Contribuição de inativos é essencial, diz secretário

O secretário-executivo do Ministério da Fazenda, Amaury Bier, ressaltou, durante a teleconferência promovida pela Salomon Smith Barney e o CitiGroup, que a cobrança da contribuição previdenciária dos inativos é importante tanto pelo ponto de vista fiscal quanto em termos de maior equilíbrio entre os trabalhadores do serviço público e do setor privado. Bier lembrou que o governo sempre acredito na importância dessa cobrança, porque ela também ajuda as contas públicas estaduais. "Alguns estados fizeram essa cobrança durante a última década", disse. Para o secretário-executivo da Fazenda, a proposta de discutir mais uma vez no Congresso Nacional essa cobrança não causará nenhum tipo de "problema" junto aos parlamentares. "Não criaremos problemas no Congresso. O que pode acontecer é a emenda não ser aprovada e então termos que cortar R$ 1,4 bilhão das despesas (do orçamento de 2002)", disse.

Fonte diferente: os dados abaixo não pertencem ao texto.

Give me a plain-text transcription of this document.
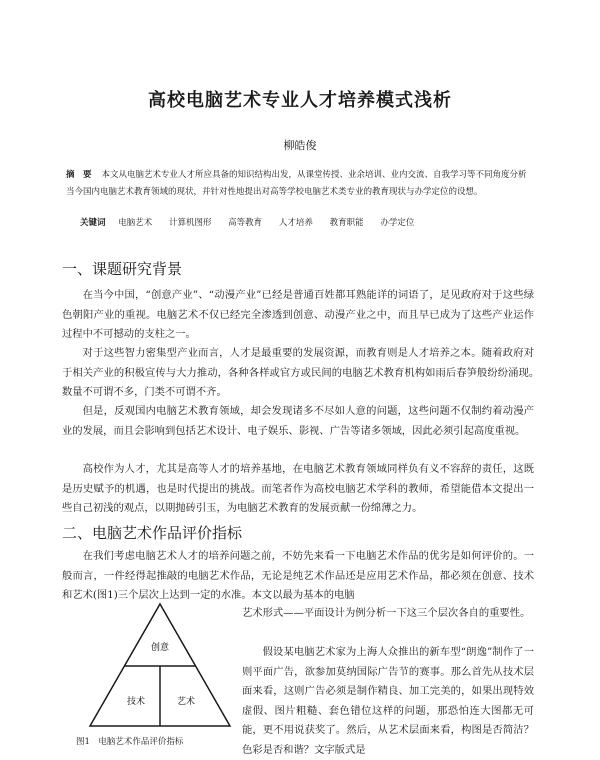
高校电脑艺术专业人才培养模式浅析
柳皓俊
摘　要 本文从电脑艺术专业人才所应具备的知识结构出发，从课堂传授、业余培训、业内交流、自我学习等不同角度分析当今国内电脑艺术教育领域的现状，并针对性地提出对高等学校电脑艺术类专业的教育现状与办学定位的设想。
关键词 电脑艺术 计算机图形 高等教育 人才培养 教育职能 办学定位
一、课题研究背景
在当今中国，“创意产业”、“动漫产业”已经是普通百姓都耳熟能详的词语了，足见政府对于这些绿色朝阳产业的重视。电脑艺术不仅已经完全渗透到创意、动漫产业之中，而且早已成为了这些产业运作过程中不可撼动的支柱之一。
对于这些智力密集型产业而言，人才是最重要的发展资源，而教育则是人才培养之本。随着政府对于相关产业的积极宣传与大力推动，各种各样或官方或民间的电脑艺术教育机构如雨后春笋般纷纷涌现。　　数量不可谓不多，门类不可谓不齐。
但是，反观国内电脑艺术教育领域，却会发现诸多不尽如人意的问题，这些问题不仅制约着动漫产业的发展，而且会影响到包括艺术设计、电子娱乐、影视、广告等诸多领域，因此必须引起高度重视。
高校作为人才，尤其是高等人才的培养基地，在电脑艺术教育领域同样负有义不容辞的责任，这既是历史赋予的机遇，也是时代提出的挑战。而笔者作为高校电脑艺术学科的教师，希望能借本文提出一些自己初浅的观点，以期抛砖引玉，为电脑艺术教育的发展贡献一份绵薄之力。
二、电脑艺术作品评价指标
在我们考虑电脑艺术人才的培养问题之前，不妨先来看一下电脑艺术作品的优劣是如何评价的。一般而言，一件经得起推敲的电脑艺术作品，无论是纯艺术作品还是应用艺术作品，都必须在创意、技术和艺术(图1)三个层次上达到一定的水准。本文以最为基本的电脑
艺术形式——平面设计为例分析一下这三个层次各自的重要性。
假设某电脑艺术家为上海人众推出的新车型“朗逸”制作了一则平面广告，欲参加莫纳国际广告节的赛事。那么首先从技术层面来看，这则广告必须是制作精良、加工完美的，如果出现特效虚假、图片粗糙、套色错位这样的问题，那恐怕连大图都无可能，更不用说获奖了。然后，从艺术层面来看，构图是否简洁？色彩是否和谐？文字版式是
创意
技术	艺术
图1　电脑艺术作品评价指标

Bier explicou ainda, para os agentes do mercado financeiro internacional que acompanharam a teleconferência, que esses gastos (no valor de R$ 1,4 bilhão), estão condicionados à aprovação da proposta de emenda constitucional que institui a contribuição previdenciária para os inativos. "Se ela (contribuição) não for aprovada os gastos cairão automaticamente", afirmou. Para o secretário, sob o ponto de vista político, "é muito importante" que o governo continue insistindo nessa questão. "Esperamos contar com apoio dos governadores e dos prefeitos das principais cidades do País", frisou.